In post–World War II Russia, a girl must reconcile a tragic past with her hope for the future in this powerful and poignant novel about family secrets, passion and loss, perseverance and ambition.
In a small, provincial town behind the Iron Curtain, Sasha lives in a house full of secrets, one of which is her own dream of becoming an actress. When she leaves for Moscow to audition for drama school, she defies her mother and grandparents and abandons her first love, Andrei.
Before she leaves, Sasha discovers the hidden war journal of her uncle Kolya, an artist still missing in action years after the war has ended. His pages expose the official lies and the forbidden truth of Stalin’s brutality. Kolya’s revelations and his tragic love story guide Sasha through drama school and cement her determination to live a thousand lives onstage. After graduation, she begins acting in Leningrad, where Andrei, now a Communist Party apparatchik, becomes a censor of her work. As a past secret comes to light, Sasha’s ambitions converge with Andrei’s duties, and Sasha must decide if her dreams are truly worth the necessary sacrifice and if, as her grandmother likes to say, all will indeed be well.
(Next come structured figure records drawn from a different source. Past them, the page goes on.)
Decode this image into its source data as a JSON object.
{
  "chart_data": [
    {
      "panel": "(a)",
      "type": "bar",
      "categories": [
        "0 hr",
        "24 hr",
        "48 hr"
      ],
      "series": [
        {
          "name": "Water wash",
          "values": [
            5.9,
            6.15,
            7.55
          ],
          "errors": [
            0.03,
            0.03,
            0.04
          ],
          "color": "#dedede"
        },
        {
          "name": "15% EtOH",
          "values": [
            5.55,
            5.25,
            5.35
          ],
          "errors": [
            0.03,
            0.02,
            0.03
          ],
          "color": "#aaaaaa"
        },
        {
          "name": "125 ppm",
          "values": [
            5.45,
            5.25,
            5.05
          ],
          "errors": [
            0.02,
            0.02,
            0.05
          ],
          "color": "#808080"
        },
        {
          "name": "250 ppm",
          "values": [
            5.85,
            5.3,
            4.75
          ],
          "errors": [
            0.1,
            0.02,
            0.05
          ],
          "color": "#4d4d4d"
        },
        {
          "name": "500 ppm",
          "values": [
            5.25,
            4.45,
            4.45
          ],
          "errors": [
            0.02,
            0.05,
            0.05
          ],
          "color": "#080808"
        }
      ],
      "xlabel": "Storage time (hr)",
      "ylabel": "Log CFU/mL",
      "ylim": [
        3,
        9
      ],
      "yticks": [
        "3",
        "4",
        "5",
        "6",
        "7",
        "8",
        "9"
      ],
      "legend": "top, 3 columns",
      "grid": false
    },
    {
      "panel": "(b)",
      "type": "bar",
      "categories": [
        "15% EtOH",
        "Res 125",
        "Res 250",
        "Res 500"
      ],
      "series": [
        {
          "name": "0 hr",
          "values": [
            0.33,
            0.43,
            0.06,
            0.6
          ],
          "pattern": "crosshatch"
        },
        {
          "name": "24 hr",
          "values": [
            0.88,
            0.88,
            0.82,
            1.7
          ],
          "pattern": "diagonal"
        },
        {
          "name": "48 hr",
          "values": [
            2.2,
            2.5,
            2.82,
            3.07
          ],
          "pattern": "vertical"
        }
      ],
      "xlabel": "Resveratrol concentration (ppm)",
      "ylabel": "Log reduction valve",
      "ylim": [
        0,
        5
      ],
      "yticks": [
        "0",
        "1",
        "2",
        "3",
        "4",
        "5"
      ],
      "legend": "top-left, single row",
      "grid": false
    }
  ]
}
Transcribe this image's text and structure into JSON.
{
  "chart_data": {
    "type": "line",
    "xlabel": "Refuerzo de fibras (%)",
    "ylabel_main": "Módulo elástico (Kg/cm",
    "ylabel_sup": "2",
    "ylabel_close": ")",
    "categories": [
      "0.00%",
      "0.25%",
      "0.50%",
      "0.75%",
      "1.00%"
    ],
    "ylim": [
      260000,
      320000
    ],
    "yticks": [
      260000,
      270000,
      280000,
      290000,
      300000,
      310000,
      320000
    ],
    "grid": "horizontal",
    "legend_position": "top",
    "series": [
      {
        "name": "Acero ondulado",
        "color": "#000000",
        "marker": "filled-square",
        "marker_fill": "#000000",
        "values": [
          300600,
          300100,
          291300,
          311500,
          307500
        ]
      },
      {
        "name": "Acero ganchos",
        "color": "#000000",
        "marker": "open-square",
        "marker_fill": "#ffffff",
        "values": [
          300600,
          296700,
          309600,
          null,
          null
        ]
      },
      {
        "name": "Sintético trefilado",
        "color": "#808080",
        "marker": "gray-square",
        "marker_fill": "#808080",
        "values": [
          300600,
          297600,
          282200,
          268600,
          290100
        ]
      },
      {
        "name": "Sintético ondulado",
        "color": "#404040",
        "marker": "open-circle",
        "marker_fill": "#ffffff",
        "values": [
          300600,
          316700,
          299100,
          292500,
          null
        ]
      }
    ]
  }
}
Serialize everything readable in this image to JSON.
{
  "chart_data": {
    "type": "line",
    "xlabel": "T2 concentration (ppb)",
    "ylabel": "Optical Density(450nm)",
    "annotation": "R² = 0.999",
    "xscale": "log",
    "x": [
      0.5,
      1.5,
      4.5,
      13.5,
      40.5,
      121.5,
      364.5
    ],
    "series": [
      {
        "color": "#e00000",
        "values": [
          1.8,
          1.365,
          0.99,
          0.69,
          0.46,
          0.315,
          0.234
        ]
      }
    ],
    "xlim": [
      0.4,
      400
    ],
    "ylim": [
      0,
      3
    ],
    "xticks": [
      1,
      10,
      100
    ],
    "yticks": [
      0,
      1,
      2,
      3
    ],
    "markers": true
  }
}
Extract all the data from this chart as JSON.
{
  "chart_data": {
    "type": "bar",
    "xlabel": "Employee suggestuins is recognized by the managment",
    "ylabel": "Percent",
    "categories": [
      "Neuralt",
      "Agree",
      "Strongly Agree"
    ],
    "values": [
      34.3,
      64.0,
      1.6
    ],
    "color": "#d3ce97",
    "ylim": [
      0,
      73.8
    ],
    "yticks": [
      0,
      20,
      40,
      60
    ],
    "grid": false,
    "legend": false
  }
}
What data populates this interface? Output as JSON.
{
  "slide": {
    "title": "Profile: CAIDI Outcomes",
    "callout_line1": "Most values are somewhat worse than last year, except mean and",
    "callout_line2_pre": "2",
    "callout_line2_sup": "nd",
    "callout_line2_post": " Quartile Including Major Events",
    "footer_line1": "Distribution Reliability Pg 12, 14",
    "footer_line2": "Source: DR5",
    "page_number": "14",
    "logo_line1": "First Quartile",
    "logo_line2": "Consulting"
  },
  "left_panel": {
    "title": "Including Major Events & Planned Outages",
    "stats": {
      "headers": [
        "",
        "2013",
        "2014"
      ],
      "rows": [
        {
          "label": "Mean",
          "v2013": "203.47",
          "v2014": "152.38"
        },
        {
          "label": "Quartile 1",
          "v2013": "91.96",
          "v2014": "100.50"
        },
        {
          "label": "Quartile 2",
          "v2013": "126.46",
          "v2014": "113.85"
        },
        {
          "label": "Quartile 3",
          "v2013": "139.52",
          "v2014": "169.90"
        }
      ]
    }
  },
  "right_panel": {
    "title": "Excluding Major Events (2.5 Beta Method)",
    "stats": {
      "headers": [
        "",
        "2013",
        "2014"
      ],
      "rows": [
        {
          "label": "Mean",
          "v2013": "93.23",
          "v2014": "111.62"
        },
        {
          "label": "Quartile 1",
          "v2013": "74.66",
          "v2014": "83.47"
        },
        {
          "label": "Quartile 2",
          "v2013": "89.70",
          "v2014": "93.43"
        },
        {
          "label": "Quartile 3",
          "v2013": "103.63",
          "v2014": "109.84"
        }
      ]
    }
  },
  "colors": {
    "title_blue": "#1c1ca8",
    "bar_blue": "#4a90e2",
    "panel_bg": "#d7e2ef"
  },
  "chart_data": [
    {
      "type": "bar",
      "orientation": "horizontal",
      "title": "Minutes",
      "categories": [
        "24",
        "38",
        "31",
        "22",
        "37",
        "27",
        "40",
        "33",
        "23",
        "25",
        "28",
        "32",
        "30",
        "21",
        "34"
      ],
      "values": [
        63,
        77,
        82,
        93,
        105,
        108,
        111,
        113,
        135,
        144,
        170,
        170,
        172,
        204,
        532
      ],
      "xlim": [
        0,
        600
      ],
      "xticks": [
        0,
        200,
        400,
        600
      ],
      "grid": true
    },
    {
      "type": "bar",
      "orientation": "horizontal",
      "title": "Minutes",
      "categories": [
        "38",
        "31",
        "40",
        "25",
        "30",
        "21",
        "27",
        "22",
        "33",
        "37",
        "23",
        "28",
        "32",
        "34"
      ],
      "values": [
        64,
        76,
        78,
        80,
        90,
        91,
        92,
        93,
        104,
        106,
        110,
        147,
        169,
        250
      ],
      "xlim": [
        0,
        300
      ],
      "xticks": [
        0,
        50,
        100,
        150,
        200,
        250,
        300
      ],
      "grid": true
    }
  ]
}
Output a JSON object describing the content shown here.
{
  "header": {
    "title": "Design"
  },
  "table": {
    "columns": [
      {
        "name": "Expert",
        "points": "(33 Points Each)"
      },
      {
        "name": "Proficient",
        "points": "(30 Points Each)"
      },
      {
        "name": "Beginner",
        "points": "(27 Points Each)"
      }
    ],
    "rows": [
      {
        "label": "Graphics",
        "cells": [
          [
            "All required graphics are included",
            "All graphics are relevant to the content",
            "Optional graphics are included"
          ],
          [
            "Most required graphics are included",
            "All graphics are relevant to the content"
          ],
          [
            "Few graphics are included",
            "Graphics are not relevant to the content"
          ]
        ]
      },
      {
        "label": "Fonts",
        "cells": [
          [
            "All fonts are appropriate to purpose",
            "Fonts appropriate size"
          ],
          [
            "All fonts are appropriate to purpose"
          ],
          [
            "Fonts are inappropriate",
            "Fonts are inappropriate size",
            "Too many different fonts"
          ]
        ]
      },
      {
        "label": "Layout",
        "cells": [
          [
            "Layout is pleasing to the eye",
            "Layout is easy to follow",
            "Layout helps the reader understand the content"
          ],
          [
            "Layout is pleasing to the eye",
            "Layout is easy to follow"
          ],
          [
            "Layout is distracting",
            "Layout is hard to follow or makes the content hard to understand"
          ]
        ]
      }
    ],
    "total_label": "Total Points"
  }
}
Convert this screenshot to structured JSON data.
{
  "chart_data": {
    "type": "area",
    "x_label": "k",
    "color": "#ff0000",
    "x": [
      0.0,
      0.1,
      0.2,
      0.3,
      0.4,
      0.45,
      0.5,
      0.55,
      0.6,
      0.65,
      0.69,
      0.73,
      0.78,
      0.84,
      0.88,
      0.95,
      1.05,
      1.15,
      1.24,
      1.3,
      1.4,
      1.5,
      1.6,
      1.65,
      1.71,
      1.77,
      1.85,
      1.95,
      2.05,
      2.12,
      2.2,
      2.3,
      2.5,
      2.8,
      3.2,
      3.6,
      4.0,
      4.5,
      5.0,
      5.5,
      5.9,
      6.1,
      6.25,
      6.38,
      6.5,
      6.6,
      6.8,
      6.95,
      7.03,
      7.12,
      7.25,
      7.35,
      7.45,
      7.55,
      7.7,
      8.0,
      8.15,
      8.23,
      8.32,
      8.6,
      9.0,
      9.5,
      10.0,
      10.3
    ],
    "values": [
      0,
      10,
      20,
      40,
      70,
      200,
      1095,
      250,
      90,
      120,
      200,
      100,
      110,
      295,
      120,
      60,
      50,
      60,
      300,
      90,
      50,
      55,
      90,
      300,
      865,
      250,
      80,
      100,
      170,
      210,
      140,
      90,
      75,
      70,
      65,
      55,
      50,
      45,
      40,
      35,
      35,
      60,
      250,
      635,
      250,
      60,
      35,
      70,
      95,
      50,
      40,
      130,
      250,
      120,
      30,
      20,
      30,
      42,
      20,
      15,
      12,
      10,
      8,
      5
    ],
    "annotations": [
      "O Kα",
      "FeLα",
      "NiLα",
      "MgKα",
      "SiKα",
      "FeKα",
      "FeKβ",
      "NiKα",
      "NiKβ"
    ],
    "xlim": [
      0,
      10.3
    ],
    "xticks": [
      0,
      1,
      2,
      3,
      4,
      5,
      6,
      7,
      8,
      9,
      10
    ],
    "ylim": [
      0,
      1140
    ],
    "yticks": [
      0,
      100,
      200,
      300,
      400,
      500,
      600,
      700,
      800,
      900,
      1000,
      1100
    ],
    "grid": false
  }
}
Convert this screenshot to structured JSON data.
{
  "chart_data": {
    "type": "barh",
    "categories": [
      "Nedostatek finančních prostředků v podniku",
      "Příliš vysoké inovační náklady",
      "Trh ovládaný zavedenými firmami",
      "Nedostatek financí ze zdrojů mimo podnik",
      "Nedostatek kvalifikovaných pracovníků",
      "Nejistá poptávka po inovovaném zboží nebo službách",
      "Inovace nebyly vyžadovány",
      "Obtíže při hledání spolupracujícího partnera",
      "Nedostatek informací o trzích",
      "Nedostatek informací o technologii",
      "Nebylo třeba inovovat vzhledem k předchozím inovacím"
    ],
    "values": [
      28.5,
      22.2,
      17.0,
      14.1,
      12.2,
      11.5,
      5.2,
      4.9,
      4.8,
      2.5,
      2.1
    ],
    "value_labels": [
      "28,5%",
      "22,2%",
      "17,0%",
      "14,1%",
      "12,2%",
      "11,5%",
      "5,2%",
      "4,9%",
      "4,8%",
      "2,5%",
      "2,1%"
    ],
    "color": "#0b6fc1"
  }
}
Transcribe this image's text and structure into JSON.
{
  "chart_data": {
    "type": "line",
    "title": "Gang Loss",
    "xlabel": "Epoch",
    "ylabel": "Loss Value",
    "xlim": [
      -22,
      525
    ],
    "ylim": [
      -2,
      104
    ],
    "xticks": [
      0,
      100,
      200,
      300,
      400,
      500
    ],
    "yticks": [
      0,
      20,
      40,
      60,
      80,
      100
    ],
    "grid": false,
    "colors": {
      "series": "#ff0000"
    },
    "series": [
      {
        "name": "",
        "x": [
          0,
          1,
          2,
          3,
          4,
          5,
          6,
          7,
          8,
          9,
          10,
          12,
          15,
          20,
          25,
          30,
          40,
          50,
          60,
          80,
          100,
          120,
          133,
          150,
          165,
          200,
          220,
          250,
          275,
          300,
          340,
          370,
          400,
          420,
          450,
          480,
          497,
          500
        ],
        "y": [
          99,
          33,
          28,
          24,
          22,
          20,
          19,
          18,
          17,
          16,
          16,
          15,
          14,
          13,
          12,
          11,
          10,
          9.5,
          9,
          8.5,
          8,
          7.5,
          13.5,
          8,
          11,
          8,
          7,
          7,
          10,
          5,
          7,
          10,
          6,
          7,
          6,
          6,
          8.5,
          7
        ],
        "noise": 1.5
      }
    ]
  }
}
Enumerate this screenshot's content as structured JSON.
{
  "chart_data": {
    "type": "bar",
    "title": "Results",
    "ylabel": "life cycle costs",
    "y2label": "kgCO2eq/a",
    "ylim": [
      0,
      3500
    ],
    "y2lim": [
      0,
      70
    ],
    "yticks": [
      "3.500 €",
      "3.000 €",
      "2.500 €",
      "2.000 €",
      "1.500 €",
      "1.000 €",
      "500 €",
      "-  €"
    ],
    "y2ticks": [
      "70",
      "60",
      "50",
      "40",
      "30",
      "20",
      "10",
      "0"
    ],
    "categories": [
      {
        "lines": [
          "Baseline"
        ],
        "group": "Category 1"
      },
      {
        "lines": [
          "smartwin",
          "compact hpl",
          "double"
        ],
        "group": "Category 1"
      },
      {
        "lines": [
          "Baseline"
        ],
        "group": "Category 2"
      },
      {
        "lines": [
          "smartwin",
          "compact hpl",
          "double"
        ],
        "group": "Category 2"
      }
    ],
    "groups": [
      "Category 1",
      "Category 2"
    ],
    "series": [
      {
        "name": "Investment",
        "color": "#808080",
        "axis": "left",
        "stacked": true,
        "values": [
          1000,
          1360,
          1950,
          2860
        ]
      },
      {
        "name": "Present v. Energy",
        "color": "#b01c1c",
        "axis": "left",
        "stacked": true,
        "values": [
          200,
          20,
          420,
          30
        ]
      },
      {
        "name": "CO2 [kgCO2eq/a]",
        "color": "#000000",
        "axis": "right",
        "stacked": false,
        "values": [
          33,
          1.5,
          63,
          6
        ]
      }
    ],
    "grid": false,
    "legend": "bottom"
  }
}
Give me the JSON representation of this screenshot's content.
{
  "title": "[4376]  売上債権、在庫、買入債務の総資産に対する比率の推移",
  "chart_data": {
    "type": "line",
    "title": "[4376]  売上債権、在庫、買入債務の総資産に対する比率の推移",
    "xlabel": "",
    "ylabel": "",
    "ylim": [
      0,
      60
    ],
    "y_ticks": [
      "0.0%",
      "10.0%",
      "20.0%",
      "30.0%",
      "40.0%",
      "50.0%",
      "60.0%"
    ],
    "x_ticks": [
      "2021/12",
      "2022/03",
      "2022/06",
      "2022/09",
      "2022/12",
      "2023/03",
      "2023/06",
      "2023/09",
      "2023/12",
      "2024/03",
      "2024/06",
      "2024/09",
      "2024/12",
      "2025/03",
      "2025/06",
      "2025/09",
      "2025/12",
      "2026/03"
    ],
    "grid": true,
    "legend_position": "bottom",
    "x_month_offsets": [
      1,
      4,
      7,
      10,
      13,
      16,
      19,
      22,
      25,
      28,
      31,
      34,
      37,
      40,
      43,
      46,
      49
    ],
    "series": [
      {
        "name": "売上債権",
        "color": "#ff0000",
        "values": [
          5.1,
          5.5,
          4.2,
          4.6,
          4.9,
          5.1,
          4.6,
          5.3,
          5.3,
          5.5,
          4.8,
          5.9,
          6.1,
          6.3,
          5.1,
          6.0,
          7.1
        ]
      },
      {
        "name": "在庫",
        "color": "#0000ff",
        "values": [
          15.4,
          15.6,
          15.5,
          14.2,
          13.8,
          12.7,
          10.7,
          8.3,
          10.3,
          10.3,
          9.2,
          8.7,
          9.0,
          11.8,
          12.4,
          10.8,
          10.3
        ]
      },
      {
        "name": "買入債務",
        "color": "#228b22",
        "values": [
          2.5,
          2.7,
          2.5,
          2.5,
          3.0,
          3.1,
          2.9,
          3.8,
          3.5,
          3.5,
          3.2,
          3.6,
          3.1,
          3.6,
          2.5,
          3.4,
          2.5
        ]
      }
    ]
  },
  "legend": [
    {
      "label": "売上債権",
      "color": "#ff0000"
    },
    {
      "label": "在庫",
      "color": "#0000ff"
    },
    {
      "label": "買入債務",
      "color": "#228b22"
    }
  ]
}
Another taste of the Russian psyche with its suspicion of the enemy without and the enemy within or at least the planting of that suspicion by the state, a people manipulated, misled, forced to spy on each other, told a version of history that we would say is fake news. Particularly apposite as we sit here enduring Putin’s destruction of Ukraine, showing that nothing much has changed in 80 years or more. How we would love to communicate with ordinary Russians, learn more about their country and culture, visit etc. That seems a pipe dream now even though they are, in reality, just like us, but let down more than we are by their leaders. Government should be for the people but in Russia it is for the state, the ruling elite. The curtain on stage - the division between reality and make-believe - which is which? The iron curtain - another division - why is it there, why is it necessary? So many questions.